Some of the dozens of mortars and rockets fired into Israel by Gaza-based terrorists on Tuesday were made in Iran and smuggled into the Strip, the IDF has said.

In a statement, the army said that during the day more than 70 mortars and rockets were fired, with many intercepted. “Among the munitions fired at Israel were also rockets manufactured in Iran,” it said. It gave no details on the types of rockets.

IDF spokesperson Jonathan Conricus said in separate comments that some of the mortar shells appeared to be an Iranian-made variety that had been smuggled into the coastal enclave.

In May, Hamas leader in Gaza Yahya Sinwar said, in an interview with the Lebanese Al-Mayadeen TV channel, that with the help of Iran, Hamas has managed to significantly develop its capabilities. Sinwar added that Iran has provided Hamas’s Izz Al-Din Al-Qassam Brigades and other Gaza factions “a lot of money, equipment, and expertise.” He further said that his organization had “excellent” relations with Hizbullah and that there is coordination on an “almost daily” basis between the two organizations, and described Hamas’s relations with Iran, the IRGC, and Qasem Soleimani as “strong and warm.”

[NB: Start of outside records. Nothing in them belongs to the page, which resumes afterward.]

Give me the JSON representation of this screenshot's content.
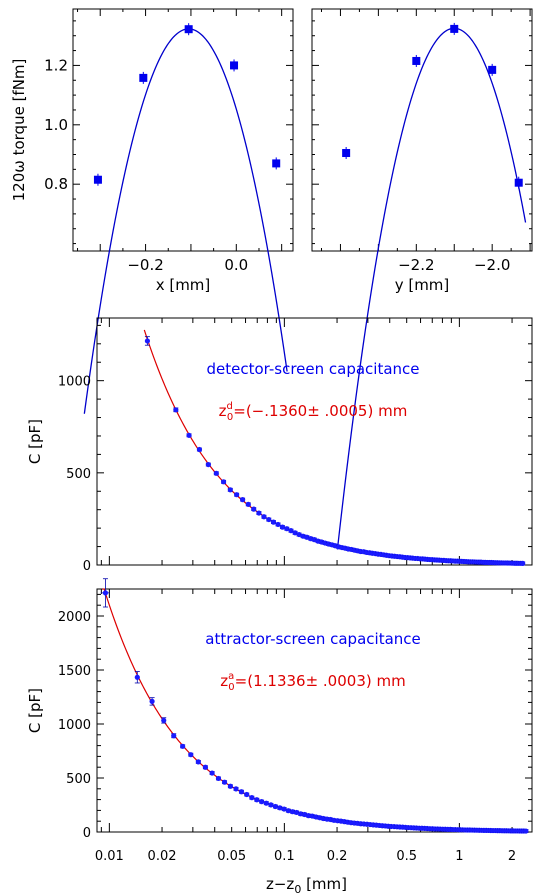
{
  "chart_data": [
    {
      "type": "scatter",
      "panel": "top-left",
      "xlabel": "x [mm]",
      "ylabel": "120ω torque [fNm]",
      "xlim": [
        -0.36,
        0.125
      ],
      "ylim": [
        0.575,
        1.39
      ],
      "xticks": [
        -0.2,
        0.0
      ],
      "xtick_labels": [
        "−0.2",
        "0.0"
      ],
      "yticks": [
        0.8,
        1.0,
        1.2
      ],
      "ytick_labels": [
        "0.8",
        "1.0",
        "1.2"
      ],
      "points": {
        "x": [
          -0.305,
          -0.205,
          -0.105,
          -0.005,
          0.088
        ],
        "y": [
          0.815,
          1.158,
          1.322,
          1.2,
          0.87
        ]
      },
      "fit": {
        "type": "parabola",
        "vertex_x": -0.105,
        "peak_y": 1.323,
        "curvature": -24.5,
        "x_range": [
          -0.335,
          0.112
        ]
      },
      "colors": {
        "points": "#0000ee",
        "fit": "#0000cc"
      }
    },
    {
      "type": "scatter",
      "panel": "top-right",
      "xlabel": "y [mm]",
      "xlim": [
        -2.475,
        -1.895
      ],
      "ylim": [
        0.575,
        1.39
      ],
      "xticks": [
        -2.2,
        -2.0
      ],
      "xtick_labels": [
        "−2.2",
        "−2.0"
      ],
      "yticks": [
        0.8,
        1.0,
        1.2
      ],
      "points": {
        "x": [
          -2.385,
          -2.2,
          -2.1,
          -2.0,
          -1.93
        ],
        "y": [
          0.905,
          1.215,
          1.323,
          1.185,
          0.805
        ]
      },
      "fit": {
        "type": "parabola",
        "vertex_x": -2.1,
        "peak_y": 1.325,
        "curvature": -18.5,
        "x_range": [
          -2.408,
          -1.912
        ]
      },
      "colors": {
        "points": "#0000ee",
        "fit": "#0000cc"
      }
    },
    {
      "type": "scatter",
      "panel": "middle",
      "scale_x": "log",
      "xlim": [
        0.0085,
        2.6
      ],
      "ylim": [
        0,
        1340
      ],
      "ylabel": "C [pF]",
      "yticks": [
        0,
        500,
        1000
      ],
      "ytick_labels": [
        "0",
        "500",
        "1000"
      ],
      "annotation_title": "detector-screen capacitance",
      "annotation_fit": {
        "prefix": "z",
        "sub": "0",
        "sup": "d",
        "rest": "=(−.1360± .0005) mm"
      },
      "model": {
        "numerator": 20.2,
        "offset": 0.002
      },
      "points_x_range": [
        0.0165,
        2.3
      ],
      "n_points": 110,
      "error_bars": true,
      "colors": {
        "points": "#1a1aff",
        "errors": "#0000aa",
        "fit": "#dd0000",
        "annotation_title": "#0000ee",
        "annotation_fit": "#dd0000"
      }
    },
    {
      "type": "scatter",
      "panel": "bottom",
      "scale_x": "log",
      "xlim": [
        0.0085,
        2.6
      ],
      "ylim": [
        0,
        2250
      ],
      "xlabel": "z−z",
      "xlabel_sub": "0",
      "xlabel_unit": " [mm]",
      "ylabel": "C [pF]",
      "yticks": [
        0,
        500,
        1000,
        1500,
        2000
      ],
      "ytick_labels": [
        "0",
        "500",
        "1000",
        "1500",
        "2000"
      ],
      "xticks": [
        0.01,
        0.02,
        0.05,
        0.1,
        0.2,
        0.5,
        1,
        2
      ],
      "xtick_labels": [
        "0.01",
        "0.02",
        "0.05",
        "0.1",
        "0.2",
        "0.5",
        "1",
        "2"
      ],
      "annotation_title": "attractor-screen capacitance",
      "annotation_fit": {
        "prefix": "z",
        "sub": "0",
        "sup": "a",
        "rest": "=(1.1336± .0003) mm"
      },
      "model": {
        "numerator": 21.0,
        "offset": 0.0003
      },
      "points_x_range": [
        0.0095,
        2.4
      ],
      "n_points": 110,
      "error_bars": true,
      "colors": {
        "points": "#1a1aff",
        "errors": "#0000aa",
        "fit": "#dd0000",
        "annotation_title": "#0000ee",
        "annotation_fit": "#dd0000"
      }
    }
  ]
}
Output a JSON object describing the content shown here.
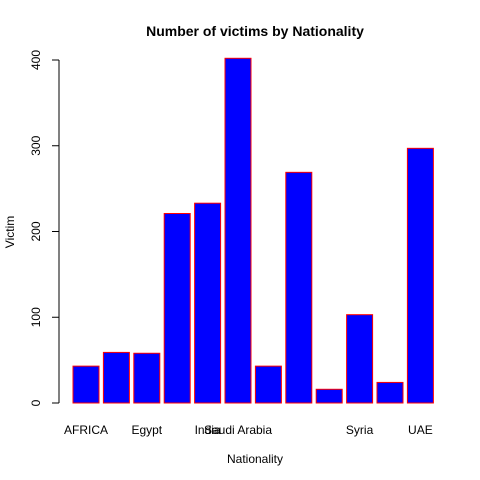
{
  "chart_data": {
    "type": "bar",
    "title": "Number of victims by Nationality",
    "xlabel": "Nationality",
    "ylabel": "Victim",
    "categories": [
      "AFRICA",
      "",
      "Egypt",
      "",
      "India",
      "Saudi Arabia",
      "",
      "",
      "",
      "Syria",
      "",
      "UAE"
    ],
    "values": [
      43,
      59,
      58,
      221,
      233,
      402,
      43,
      269,
      16,
      103,
      24,
      297
    ],
    "ylim": [
      0,
      400
    ],
    "yticks": [
      0,
      100,
      200,
      300,
      400
    ],
    "bar_fill": "#0000ff",
    "bar_border": "#ff0000",
    "grid": false,
    "legend": "none"
  }
}
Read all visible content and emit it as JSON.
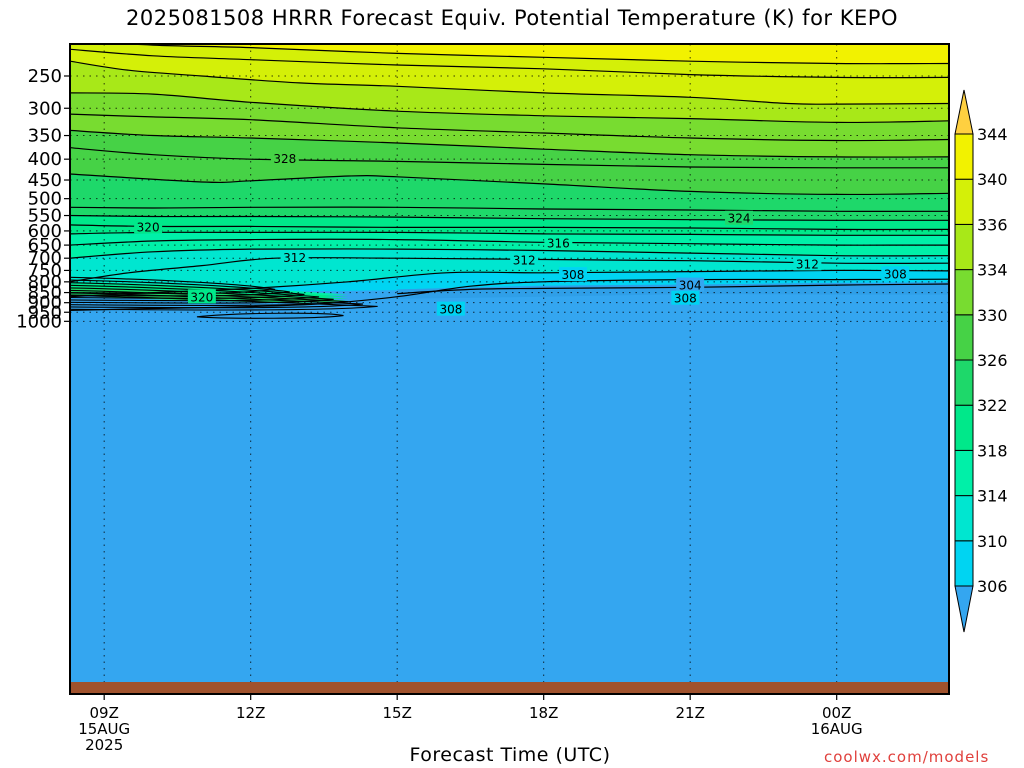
{
  "title": "2025081508 HRRR Forecast Equiv. Potential Temperature (K) for KEPO",
  "xlabel": "Forecast Time (UTC)",
  "credit": "coolwx.com/models",
  "chart_data": {
    "type": "heatmap",
    "title": "2025081508 HRRR Forecast Equiv. Potential Temperature (K) for KEPO",
    "xlabel": "Forecast Time (UTC)",
    "ylabel": "",
    "x_range_hours": [
      8.3,
      26.3
    ],
    "y_range_hpa": [
      1000,
      200
    ],
    "y_scale": "log",
    "grid": true,
    "x_ticks": [
      {
        "hour": 9,
        "lines": [
          "09Z",
          "15AUG",
          "2025"
        ]
      },
      {
        "hour": 12,
        "lines": [
          "12Z"
        ]
      },
      {
        "hour": 15,
        "lines": [
          "15Z"
        ]
      },
      {
        "hour": 18,
        "lines": [
          "18Z"
        ]
      },
      {
        "hour": 21,
        "lines": [
          "21Z"
        ]
      },
      {
        "hour": 24,
        "lines": [
          "00Z",
          "16AUG"
        ]
      }
    ],
    "y_ticks": [
      250,
      300,
      350,
      400,
      450,
      500,
      550,
      600,
      650,
      700,
      750,
      800,
      850,
      900,
      950,
      1000
    ],
    "colorbar": {
      "levels": [
        306,
        310,
        314,
        318,
        322,
        326,
        330,
        334,
        336,
        340,
        344
      ],
      "labels": [
        "306",
        "310",
        "314",
        "318",
        "322",
        "326",
        "330",
        "334",
        "336",
        "340",
        "344"
      ],
      "colors": [
        "#34a6f0",
        "#00d4f2",
        "#00e6d0",
        "#00f0a8",
        "#00e88a",
        "#1ed86a",
        "#46d246",
        "#78dc30",
        "#a8e818",
        "#d4f008",
        "#f2f200",
        "#ffd040"
      ]
    },
    "contour_labels": [
      {
        "value": 328,
        "hour": 12.7,
        "p": 400
      },
      {
        "value": 320,
        "hour": 9.9,
        "p": 588
      },
      {
        "value": 324,
        "hour": 22.0,
        "p": 560
      },
      {
        "value": 316,
        "hour": 18.3,
        "p": 645
      },
      {
        "value": 312,
        "hour": 12.9,
        "p": 700
      },
      {
        "value": 312,
        "hour": 17.6,
        "p": 710
      },
      {
        "value": 312,
        "hour": 23.4,
        "p": 725
      },
      {
        "value": 308,
        "hour": 18.6,
        "p": 770
      },
      {
        "value": 308,
        "hour": 25.2,
        "p": 767
      },
      {
        "value": 304,
        "hour": 21.0,
        "p": 817
      },
      {
        "value": 308,
        "hour": 20.9,
        "p": 880
      },
      {
        "value": 308,
        "hour": 16.1,
        "p": 936
      },
      {
        "value": 320,
        "hour": 11.0,
        "p": 873
      }
    ],
    "series": [
      {
        "level": 306,
        "points": [
          [
            15.0,
            855
          ],
          [
            16.5,
            835
          ],
          [
            18,
            830
          ],
          [
            21,
            825
          ],
          [
            24,
            815
          ],
          [
            26.3,
            810
          ]
        ]
      },
      {
        "level": 308,
        "points": [
          [
            8.3,
            940
          ],
          [
            10,
            930
          ],
          [
            12,
            920
          ],
          [
            13.5,
            905
          ],
          [
            15,
            870
          ],
          [
            16.5,
            820
          ],
          [
            18,
            800
          ],
          [
            21,
            790
          ],
          [
            24,
            790
          ],
          [
            26.3,
            788
          ]
        ]
      },
      {
        "level": 310,
        "points": [
          [
            8.3,
            870
          ],
          [
            10,
            850
          ],
          [
            12,
            830
          ],
          [
            14,
            800
          ],
          [
            16,
            760
          ],
          [
            18,
            760
          ],
          [
            21,
            755
          ],
          [
            24,
            750
          ],
          [
            26.3,
            752
          ]
        ]
      },
      {
        "level": 312,
        "points": [
          [
            8.3,
            800
          ],
          [
            9.5,
            760
          ],
          [
            11,
            730
          ],
          [
            12.5,
            700
          ],
          [
            15,
            700
          ],
          [
            18,
            705
          ],
          [
            21,
            710
          ],
          [
            24,
            720
          ],
          [
            26.3,
            720
          ]
        ]
      },
      {
        "level": 314,
        "points": [
          [
            8.3,
            700
          ],
          [
            10,
            675
          ],
          [
            12,
            665
          ],
          [
            15,
            665
          ],
          [
            18,
            670
          ],
          [
            21,
            680
          ],
          [
            24,
            690
          ],
          [
            26.3,
            690
          ]
        ]
      },
      {
        "level": 316,
        "points": [
          [
            8.3,
            650
          ],
          [
            10,
            635
          ],
          [
            12,
            630
          ],
          [
            15,
            630
          ],
          [
            18,
            640
          ],
          [
            21,
            645
          ],
          [
            24,
            650
          ],
          [
            26.3,
            650
          ]
        ]
      },
      {
        "level": 318,
        "points": [
          [
            8.3,
            610
          ],
          [
            10,
            605
          ],
          [
            12,
            605
          ],
          [
            15,
            605
          ],
          [
            18,
            610
          ],
          [
            21,
            612
          ],
          [
            24,
            615
          ],
          [
            26.3,
            615
          ]
        ]
      },
      {
        "level": 320,
        "points": [
          [
            8.3,
            580
          ],
          [
            10,
            585
          ],
          [
            12,
            585
          ],
          [
            15,
            588
          ],
          [
            18,
            588
          ],
          [
            21,
            590
          ],
          [
            24,
            595
          ],
          [
            26.3,
            595
          ]
        ]
      },
      {
        "level": 322,
        "points": [
          [
            8.3,
            550
          ],
          [
            10,
            553
          ],
          [
            12,
            553
          ],
          [
            15,
            555
          ],
          [
            18,
            560
          ],
          [
            21,
            563
          ],
          [
            24,
            565
          ],
          [
            26.3,
            565
          ]
        ]
      },
      {
        "level": 324,
        "points": [
          [
            8.3,
            525
          ],
          [
            10,
            527
          ],
          [
            12,
            525
          ],
          [
            15,
            525
          ],
          [
            18,
            530
          ],
          [
            21,
            533
          ],
          [
            24,
            537
          ],
          [
            26.3,
            537
          ]
        ]
      },
      {
        "level": 326,
        "points": [
          [
            8.3,
            435
          ],
          [
            11,
            455
          ],
          [
            12,
            452
          ],
          [
            14,
            440
          ],
          [
            15,
            442
          ],
          [
            18,
            460
          ],
          [
            21,
            480
          ],
          [
            24,
            488
          ],
          [
            26.3,
            485
          ]
        ]
      },
      {
        "level": 328,
        "points": [
          [
            8.3,
            375
          ],
          [
            10,
            390
          ],
          [
            12,
            400
          ],
          [
            15,
            405
          ],
          [
            18,
            412
          ],
          [
            21,
            418
          ],
          [
            24,
            420
          ],
          [
            26.3,
            420
          ]
        ]
      },
      {
        "level": 330,
        "points": [
          [
            8.3,
            340
          ],
          [
            10,
            350
          ],
          [
            12,
            355
          ],
          [
            15,
            365
          ],
          [
            18,
            378
          ],
          [
            21,
            390
          ],
          [
            24,
            395
          ],
          [
            26.3,
            395
          ]
        ]
      },
      {
        "level": 332,
        "points": [
          [
            8.3,
            310
          ],
          [
            10,
            315
          ],
          [
            12,
            320
          ],
          [
            15,
            335
          ],
          [
            18,
            345
          ],
          [
            21,
            355
          ],
          [
            24,
            360
          ],
          [
            26.3,
            358
          ]
        ]
      },
      {
        "level": 334,
        "points": [
          [
            8.3,
            275
          ],
          [
            10,
            277
          ],
          [
            12,
            290
          ],
          [
            15,
            305
          ],
          [
            18,
            313
          ],
          [
            21,
            318
          ],
          [
            24,
            325
          ],
          [
            26.3,
            322
          ]
        ]
      },
      {
        "level": 336,
        "points": [
          [
            8.3,
            230
          ],
          [
            9.5,
            242
          ],
          [
            11,
            250
          ],
          [
            13,
            260
          ],
          [
            15,
            265
          ],
          [
            18,
            275
          ],
          [
            21,
            282
          ],
          [
            23,
            292
          ],
          [
            24,
            293
          ],
          [
            26.3,
            292
          ]
        ]
      },
      {
        "level": 338,
        "points": [
          [
            8.3,
            215
          ],
          [
            10,
            223
          ],
          [
            12,
            228
          ],
          [
            15,
            235
          ],
          [
            18,
            240
          ],
          [
            21,
            248
          ],
          [
            24,
            252
          ],
          [
            26.3,
            252
          ]
        ]
      },
      {
        "level": 340,
        "points": [
          [
            8.3,
            205
          ],
          [
            10,
            210
          ],
          [
            12,
            213
          ],
          [
            15,
            220
          ],
          [
            18,
            225
          ],
          [
            21,
            230
          ],
          [
            24,
            233
          ],
          [
            26.3,
            233
          ]
        ]
      }
    ]
  }
}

Sinwar said last year it had restored relations with Iran and was gearing up for future hostilities with Israel.

Yahya Sinwar told reporters that Iran is now “the largest backer financially and militarily” of Hamas’s armed wing. He was speaking at his first meeting with journalists since taking up his post in February.

Sinwar said that with Iran’s help, Hamas was accumulating military power in preparation for a battle for “the liberation of Palestine.”

Hamas is “developing our military strength in order to liberate Palestine,” Sinwar said. He added that Hamas does not seek war for now “and takes every effort to avoid a war… At the same time we are not afraid of a war and are ready for it.”

“The Iranian military support to Hamas and al-Qassam is strategic,” he noted, saying the relationship had “become fantastic and returned to its former era.”

“Every day we build missiles and continue military training,” Sinwar added, saying that thousands of people were working “day and night” to prepare for the next conflict.